We browse social media to hopefully feel good about ourselves, and laughter is the best medicine. Prank videos often go viral but genuine humor that shows the brand personality is the best route for brands. The Dollar Shave Club campaign was a particularly successful example, but there are plenty of other companies that use the digital arena to show their personality through video. They can then leave their more explicit promotions to TV or printed media.

Most people will share a clip that’ll make their friends laugh too.


Video is a powerful media tool that can pull at our heartstrings and leave a lasting impact, perhaps like no other solution. This GoPro campaign highlights this to perfection while also underlining the fact that amateur footage can still gain a lot of hits and popularity. The relatively recent Gillette campaign that touched upon gender equality was perhaps a bigger success than any other video they’ve released.

If a clip makes the user sit back and think “wow”, it’ll translate to huge brand awareness. And shares.
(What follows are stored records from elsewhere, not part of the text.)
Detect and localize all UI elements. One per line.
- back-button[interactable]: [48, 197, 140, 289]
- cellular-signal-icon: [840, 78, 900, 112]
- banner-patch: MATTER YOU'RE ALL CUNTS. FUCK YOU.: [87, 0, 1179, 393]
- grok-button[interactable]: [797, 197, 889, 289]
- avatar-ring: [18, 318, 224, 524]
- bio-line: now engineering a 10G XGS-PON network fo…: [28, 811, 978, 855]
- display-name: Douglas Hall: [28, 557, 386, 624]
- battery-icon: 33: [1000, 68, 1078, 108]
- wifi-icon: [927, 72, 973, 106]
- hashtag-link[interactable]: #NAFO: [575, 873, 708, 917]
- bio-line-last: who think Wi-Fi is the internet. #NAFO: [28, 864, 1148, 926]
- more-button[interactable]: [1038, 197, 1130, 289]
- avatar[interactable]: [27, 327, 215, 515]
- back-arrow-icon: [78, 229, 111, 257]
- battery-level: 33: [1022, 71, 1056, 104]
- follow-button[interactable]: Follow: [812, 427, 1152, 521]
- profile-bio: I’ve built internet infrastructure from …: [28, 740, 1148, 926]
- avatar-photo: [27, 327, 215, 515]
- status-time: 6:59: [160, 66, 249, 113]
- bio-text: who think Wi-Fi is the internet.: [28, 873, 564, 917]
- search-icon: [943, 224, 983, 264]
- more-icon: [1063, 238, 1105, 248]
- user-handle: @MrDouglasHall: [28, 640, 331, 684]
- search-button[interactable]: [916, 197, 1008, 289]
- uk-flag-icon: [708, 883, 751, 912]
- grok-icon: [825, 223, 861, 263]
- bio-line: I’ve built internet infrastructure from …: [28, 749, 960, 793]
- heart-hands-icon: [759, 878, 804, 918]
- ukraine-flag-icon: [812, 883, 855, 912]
Does Real Versus Staged Matter?

While videos should be authentic in their message, it doesn’t necessarily mean that they have to be real. Naturally, a lot of humorous videos are staged. Not only are they still memorable, but they also produce an extra conversation. The Kobe Bryant jumping over an Aston Martin Nike campaign is one of the more famous ones, but virtually all stunt videos and prank videos are open to scrutiny.

The truth is that there’s nothing more incredible than the truth and reality, especially when looking to inspirational stories. Moreover, they stand out particularly well in the overly edited modern digital age. Which is best between real or staged? Honestly, there are arguments for both sides of the argument.


Viral videos are, by definition, popular with the masses. For brands, then, finding the next viral campaign can be the key to reaching new audiences and building stronger connections with the existing clients. Better still, once you have established a name for creating great viral content, viewers will actively wait in anticipation. 

There is no one set right or wrong way to handle viral video, and many of the most successful campaigns are those that try something new. However, appreciating how and why audiences respond to viral campaigns can only help. You now have an understanding of the digital history; now is the time to create a brighter (if slightly strange) future!